Commission President Jean-Claude Juncker is due to meet U.S. President Donald Trump to discuss the imposition of U.S. tariffs on EU steel and aluminum and his threats to expand those measures to European cars.
“It is good that Jean-Claude Juncker will be in Washington tomorrow to talk and to seek a solution but we are not heading to negotiations with a pistol at our chest. I don’t think threats bring us closer to a solution,” Maas said.
“We in Europe must stick together...I hope that we succeed in resolving this via consensus but we will not be threatened and climb down so easily,” he told German public television.

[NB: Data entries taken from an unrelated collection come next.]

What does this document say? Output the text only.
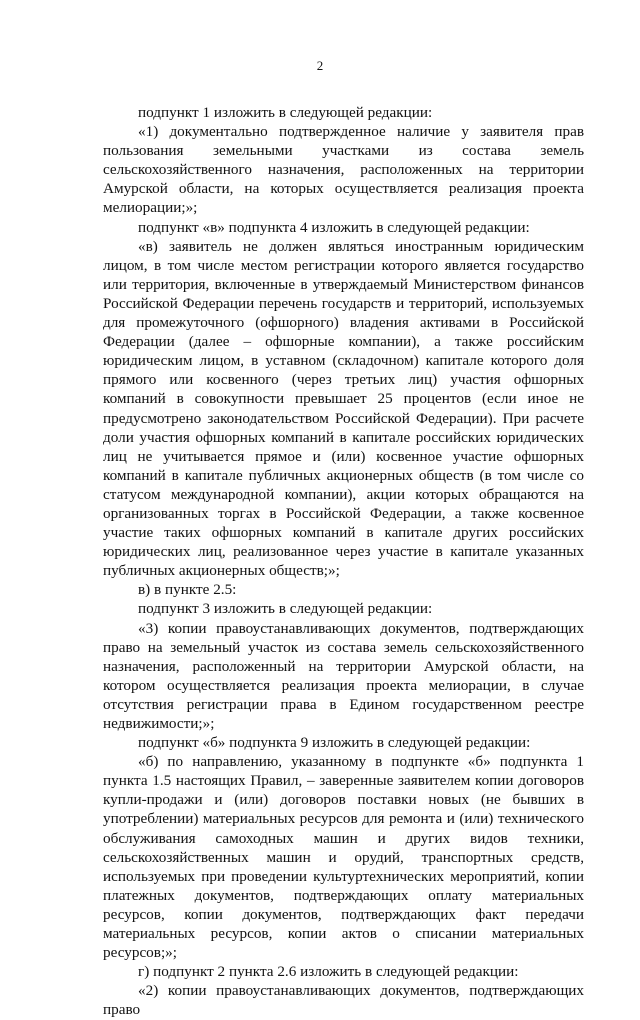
2

подпункт 1 изложить в следующей редакции:

«1) документально подтвержденное наличие у заявителя прав пользования земельными участками из состава земель сельскохозяйственного назначения, расположенных на территории Амурской области, на которых осуществляется реализация проекта мелиорации;»;

подпункт «в» подпункта 4 изложить в следующей редакции:

«в) заявитель не должен являться иностранным юридическим лицом, в том числе местом регистрации которого является государство или территория, включенные в утверждаемый Министерством финансов Российской Федерации перечень государств и территорий, используемых для промежуточного (офшорного) владения активами в Российской Федерации (далее – офшорные компании), а также российским юридическим лицом, в уставном (складочном) капитале которого доля прямого или косвенного (через третьих лиц) участия офшорных компаний в совокупности превышает 25 процентов (если иное не предусмотрено законодательством Российской Федерации). При расчете доли участия офшорных компаний в капитале российских юридических лиц не учитывается прямое и (или) косвенное участие офшорных компаний в капитале публичных акционерных обществ (в том числе со статусом международной компании), акции которых обращаются на организованных торгах в Российской Федерации, а также косвенное участие таких офшорных компаний в капитале других российских юридических лиц, реализованное через участие в капитале указанных публичных акционерных обществ;»;

в) в пункте 2.5:

подпункт 3 изложить в следующей редакции:

«3) копии правоустанавливающих документов, подтверждающих право на земельный участок из состава земель сельскохозяйственного назначения, расположенный на территории Амурской области, на котором осуществляется реализация проекта мелиорации, в случае отсутствия регистрации права в Едином государственном реестре недвижимости;»;

подпункт «б» подпункта 9 изложить в следующей редакции:

«б) по направлению, указанному в подпункте «б» подпункта 1 пункта 1.5 настоящих Правил, – заверенные заявителем копии договоров купли-продажи и (или) договоров поставки новых (не бывших в употреблении) материальных ресурсов для ремонта и (или) технического обслуживания самоходных машин и других видов техники, сельскохозяйственных машин и орудий, транспортных средств, используемых при проведении культуртехнических мероприятий, копии платежных документов, подтверждающих оплату материальных ресурсов, копии документов, подтверждающих факт передачи материальных ресурсов, копии актов о списании материальных ресурсов;»;

г) подпункт 2 пункта 2.6 изложить в следующей редакции:

«2) копии правоустанавливающих документов, подтверждающих право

Trump has complained about higher duties applied by the European Union on car imports and has described the bloc as a trade “foe”.
EU officials say that while EU import duties for cars are heavier than those applied by the United States, the U.S. rates for other products, including trucks, are higher. They say cutting duties for cars can only be part of a broader trade deal.
Maas, about to visit Japan and South Korea, who are also threatened by U.S. tariffs, said no one had an interest in new and higher tariffs.
“In the end, all sides would lose, also the Americans,” he said, adding he hoped that U.S. officials would realize this.